История Первой мировой войны — страница 27 из 125

«Сражения на Марне не было вовсе. Инструкции Жоффра приказывали отойти к Марне и эвакуировать Верден и Нанси. Саррайль не послушался — и спас Верден; Кастельно держался за Гранн-Куроннэ — и спас Нанси. Я организовал наступление. А теперь утверждают, что главнокомандующий, отошедший далеко назад, когда я наступал, — руководил, предвидел и устроил все это… Трудно в такое поверить!»

Наиболее верна здесь первая фраза: «Сражения на Марне не было вовсе». Не было также в 1870 году и «сражения» под Седаном. Безумие Мак-Магона при столкновении с первым Мольтке оказалось уравновешено и даже превзойдено безумием второго Мольтке, испугавшегося только призрака.

Сцена 2. Легендарное сражение — Танненберг

Подобно Марне, великая германская победа под Танненбергом является памятником не менее выдающимся ошибкам.

Первая и наиболее популярная из легенд рисует нам романтический образ отшельника-генерала, в годы своей отставки посвящавшего все свое время любимому коньку — разработке гигантской западни будущему вторжению русских, изыскивая тропинки сквозь болота и изучая глубину дна тех болот, которые должны были поглотить русские орды. Настала война — и он смог претворить свои мечты в жизнь.

Следующая легенда, возникшая тогда, когда за фигурой Гинденбурга выросла тень Людендорфа, говорила о мастерском плане вторых Канн, задуманном и продиктованном en route — в поезде, по дороге в Восточную Пруссию, когда Людендорф еще подыскивал себе номинального начальника. Увы, реальная история должна рассеять все эти легенды.

Немцы, по преимуществу нация комбинаторов, нашли своего Галлиени в сочетании ума молодого штабного офицера и опыта старого корпусного командира. А им, в свою очередь, сильно помогло то, что русские командиры оказались способны сочетать в себе недостатки и Мольтке, и Жоффра.
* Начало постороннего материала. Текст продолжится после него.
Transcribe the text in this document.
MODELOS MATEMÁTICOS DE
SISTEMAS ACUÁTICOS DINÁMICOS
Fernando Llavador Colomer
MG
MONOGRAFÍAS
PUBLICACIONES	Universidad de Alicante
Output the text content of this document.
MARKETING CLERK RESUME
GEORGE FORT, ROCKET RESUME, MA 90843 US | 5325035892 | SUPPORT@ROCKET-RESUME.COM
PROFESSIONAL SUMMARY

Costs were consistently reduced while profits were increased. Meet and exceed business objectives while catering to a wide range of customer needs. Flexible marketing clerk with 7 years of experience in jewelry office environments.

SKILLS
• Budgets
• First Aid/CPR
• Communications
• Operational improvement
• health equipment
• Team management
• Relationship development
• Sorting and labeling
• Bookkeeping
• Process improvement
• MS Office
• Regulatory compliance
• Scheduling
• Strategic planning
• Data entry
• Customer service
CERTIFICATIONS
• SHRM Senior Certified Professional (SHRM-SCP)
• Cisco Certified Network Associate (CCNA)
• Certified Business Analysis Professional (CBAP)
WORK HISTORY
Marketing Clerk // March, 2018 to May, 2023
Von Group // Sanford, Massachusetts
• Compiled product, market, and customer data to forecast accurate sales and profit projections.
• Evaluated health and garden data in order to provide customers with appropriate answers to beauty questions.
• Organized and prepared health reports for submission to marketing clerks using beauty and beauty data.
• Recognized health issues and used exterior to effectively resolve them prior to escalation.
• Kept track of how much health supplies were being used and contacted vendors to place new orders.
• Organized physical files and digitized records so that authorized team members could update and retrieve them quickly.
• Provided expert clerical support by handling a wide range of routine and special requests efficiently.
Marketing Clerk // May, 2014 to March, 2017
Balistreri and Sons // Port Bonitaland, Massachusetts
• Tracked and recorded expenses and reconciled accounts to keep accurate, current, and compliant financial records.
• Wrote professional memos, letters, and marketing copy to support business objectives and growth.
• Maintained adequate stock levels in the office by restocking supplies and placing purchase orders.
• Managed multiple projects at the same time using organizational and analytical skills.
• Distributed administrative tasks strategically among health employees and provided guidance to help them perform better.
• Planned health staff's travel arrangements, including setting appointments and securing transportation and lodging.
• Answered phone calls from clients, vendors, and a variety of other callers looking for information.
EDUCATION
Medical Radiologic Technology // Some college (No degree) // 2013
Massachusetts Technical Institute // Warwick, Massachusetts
Конечно же, военная история современной России лишь предельно кратко излагает хронику вторжения в Восточную Пруссию.[53]

Человек, на котором в значительной степени лежала ответственность за эту необдуманную операцию, также несет ответственность и за неудачное вторжение в Восточную Пруссию, и за то, что оно началось прежде, чем русские оказались к нему готовы. Это был генерал Жилинский, начальник русского Генерального штаба до 1913 года. Это он заключил военную конвенцию с Францией, согласно которой Россия обязывалась на 15-й день мобилизации выставить армию в 800 000 человек. Это обязательство явилось непосильным напряжением для громоздкой русской военной машины. Начав работать, она сразу же затрещала по швам, вызывая многочисленные срывы и местные неудачи. Это также стало слишком сильным напряжением и для русского главного командования. В итоге оно принимало решения в состоянии повышенной нервозности и волнения.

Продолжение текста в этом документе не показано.